In addition to being a living museum chalked full of history, Colonial Williamsburg also offers golf enthusiasts some of the best golf courses in the country. The Golden Horseshoe Golf Club located on the grounds of Colonial Williamsburg is a 45 hole golf resort that offers some of the most scenic and challenging golf in the United States. Situated on an Audubon sanctuary, the three courses that make up the Golden Horseshoe differ in layout and difficulty.
Despite the varying course layouts, each course offers its guests a scenic walk through nature without a single residence marring the magnificent Southern Virginia views.
What makes the Robert Trent Jones, Sr. and Reese Jones deigned courses even better is that each course offers a unique round of golf to all those who accept the challenge.
From the difficult Gold Course to the par 3 filled Spotswood Course, the Golden Horseshoe appeals to golfers of all abilities.
Give Yourself the Ultimate Test by Playing the Difficult Gold Course
Opened in 1963 the Gold Course has been described by Robert Trent Jones, Sr. as his “finest design”. This course, which is ranked by Golf Digest as one of the top 100 public courses in the United States, offers even the most skilled golfers a challenge they won’t soon forget.
Although its 6,871 yards does not initially intimidate those wishing to challenge this course, it becomes apparent as soon as you walk to the first tee that the Gold Course will not yield birdies so easily.
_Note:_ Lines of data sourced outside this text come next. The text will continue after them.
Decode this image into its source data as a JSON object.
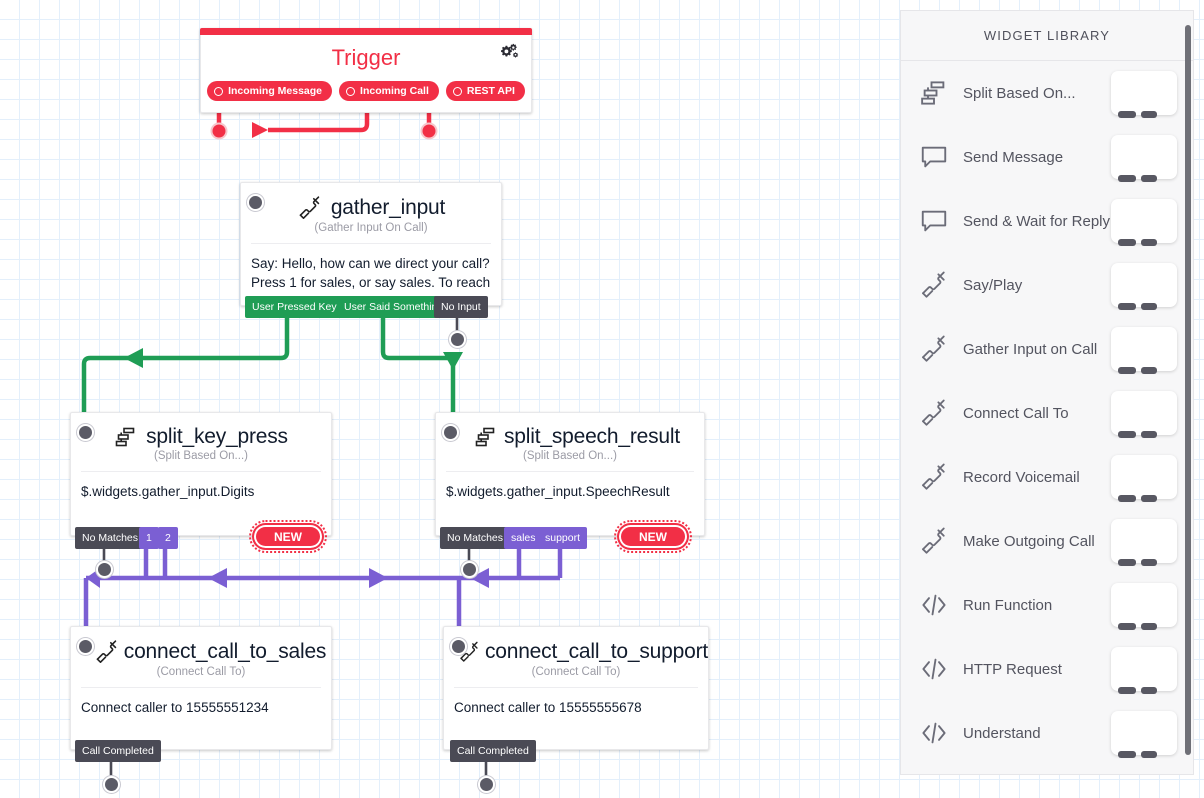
{
  "canvas": {
    "grid": true,
    "grid_color": "#e3effb",
    "background": "#ffffff"
  },
  "colors": {
    "trigger_red": "#f22f46",
    "green": "#1f9d55",
    "purple": "#7b5fd3",
    "dark_tab": "#4a4a55",
    "handle": "#5b5b66"
  },
  "trigger": {
    "title": "Trigger",
    "gear_icon": "gears-icon",
    "pills": [
      {
        "label": "Incoming Message",
        "icon": "circle-icon"
      },
      {
        "label": "Incoming Call",
        "icon": "circle-icon"
      },
      {
        "label": "REST API",
        "icon": "circle-icon"
      }
    ]
  },
  "nodes": {
    "gather_input": {
      "title": "gather_input",
      "subtitle": "(Gather Input On Call)",
      "icon": "phone-icon",
      "body": "Say: Hello, how can we direct your call? Press 1 for sales, or say sales. To reach",
      "outputs": [
        {
          "label": "User Pressed Keys",
          "color": "green"
        },
        {
          "label": "User Said Something",
          "color": "green"
        },
        {
          "label": "No Input",
          "color": "dark"
        }
      ]
    },
    "split_key_press": {
      "title": "split_key_press",
      "subtitle": "(Split Based On...)",
      "icon": "split-icon",
      "body": "$.widgets.gather_input.Digits",
      "outputs": [
        {
          "label": "No Matches",
          "color": "dark"
        },
        {
          "label": "1",
          "color": "purple"
        },
        {
          "label": "2",
          "color": "purple"
        }
      ],
      "new_button": "NEW"
    },
    "split_speech_result": {
      "title": "split_speech_result",
      "subtitle": "(Split Based On...)",
      "icon": "split-icon",
      "body": "$.widgets.gather_input.SpeechResult",
      "outputs": [
        {
          "label": "No Matches",
          "color": "dark"
        },
        {
          "label": "sales",
          "color": "purple"
        },
        {
          "label": "support",
          "color": "purple"
        }
      ],
      "new_button": "NEW"
    },
    "connect_call_to_sales": {
      "title": "connect_call_to_sales",
      "subtitle": "(Connect Call To)",
      "icon": "phone-icon",
      "body": "Connect caller to 15555551234",
      "outputs": [
        {
          "label": "Call Completed",
          "color": "dark"
        }
      ]
    },
    "connect_call_to_support": {
      "title": "connect_call_to_support",
      "subtitle": "(Connect Call To)",
      "icon": "phone-icon",
      "body": "Connect caller to 15555555678",
      "outputs": [
        {
          "label": "Call Completed",
          "color": "dark"
        }
      ]
    }
  },
  "library": {
    "header": "WIDGET LIBRARY",
    "items": [
      {
        "label": "Split Based On...",
        "icon": "split-icon"
      },
      {
        "label": "Send Message",
        "icon": "chat-bubble-icon"
      },
      {
        "label": "Send & Wait for Reply",
        "icon": "chat-bubble-icon"
      },
      {
        "label": "Say/Play",
        "icon": "phone-icon"
      },
      {
        "label": "Gather Input on Call",
        "icon": "phone-icon"
      },
      {
        "label": "Connect Call To",
        "icon": "phone-icon"
      },
      {
        "label": "Record Voicemail",
        "icon": "phone-icon"
      },
      {
        "label": "Make Outgoing Call",
        "icon": "phone-icon"
      },
      {
        "label": "Run Function",
        "icon": "code-icon"
      },
      {
        "label": "HTTP Request",
        "icon": "code-icon"
      },
      {
        "label": "Understand",
        "icon": "code-icon"
      }
    ]
  }
}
As is one of the defining characteristics of a Robert Trent Jones, Sr. course, the Gold Course is designed with accuracy as the primary objective. Narrow tree lined fairways that demand precision on every shot are further enhanced in difficulty by the many doglegs that force players to focus on both accuracy and distance control.
Possessing some excellent signature holes such as the mammoth 634 yard par 5 15th and the island green par 3 16th, golfers can expect to be challenged all the way to their final putt on 18. And speaking of putting, I’m by no means a good golfer, so this is coming from a mid-handicapper, but I’ve never putted on more difficult greens than those found on the Gold Course.
The Green Course: Less of a Challenge Yet Still a Substantial One
Although the Green Course plays slightly longer then the Gold at around 7120 yards, this par 72 course gives less experienced golfers a better chance of holding onto their golf ball collection. Reese Jones, Robert Trent Jones’ son, designed this course with wider fairways to allow slightly wayward shots to remain playable.
The Green Course, designed in 1991, celebrated its 20 year anniversary in November, 2011 with a fife and drum shotgun start that celebrated the opening of the course while also exhibiting appreciation for the historical significance of the former Basset Hill Plantation land that now makes up the 18 holes.
Although the Green Course allows players to breathe a little easier with less challenging shots, this course, which was the host of the 2004 United States Women’s Amateur Public Links Championship, still possesses its fair share of challenges.
Of all of the great holes at the Green Course, none combine the beauty of the surrounding scenery with the course’s challenging design than the par 3 11th. This 160 yard hole forces the golfer to make a club selection that must take into account the severe decrease in elevation from the tee to the green. This decrease can result in as much as a three club variation in shot selection. If the wrong club is selected, golfers will watch their well struck tee shots sail over the green and into the woods or, if not enough club is selected, into the pond that guards the front.
The Spotswood Course Allows All to Enjoy the Game
For those golfers who enjoy the scenic walk more than the challenge that golf demands, the Spotswood is a 9 hole course that contains six par 3 holes ranging from 90-210 yards, is a great way for golfers to enjoy a relaxing round regardless of their age or ability level.
Named the “best short 9 hole course in the country” by Golf Magazine the Spotswood course, named after Governor Alexander Spotswood, was modified from its original 1947 design by Robert Trent Jones, Sr. in 1963.
Measuring at a mere 1865 yards, this course is a great way for beginning golfers to start their lifelong love affair with the game. This course offers players a large array of chances to capture the elusive first birdie that will keep them coming back for many years to come.
Regardless of what Golden Horseshoe course a golfer chooses to play, they can rest assured that their walk in the woods in the most historic land in all of America serves as the ultimate destination for any golf enthusiast.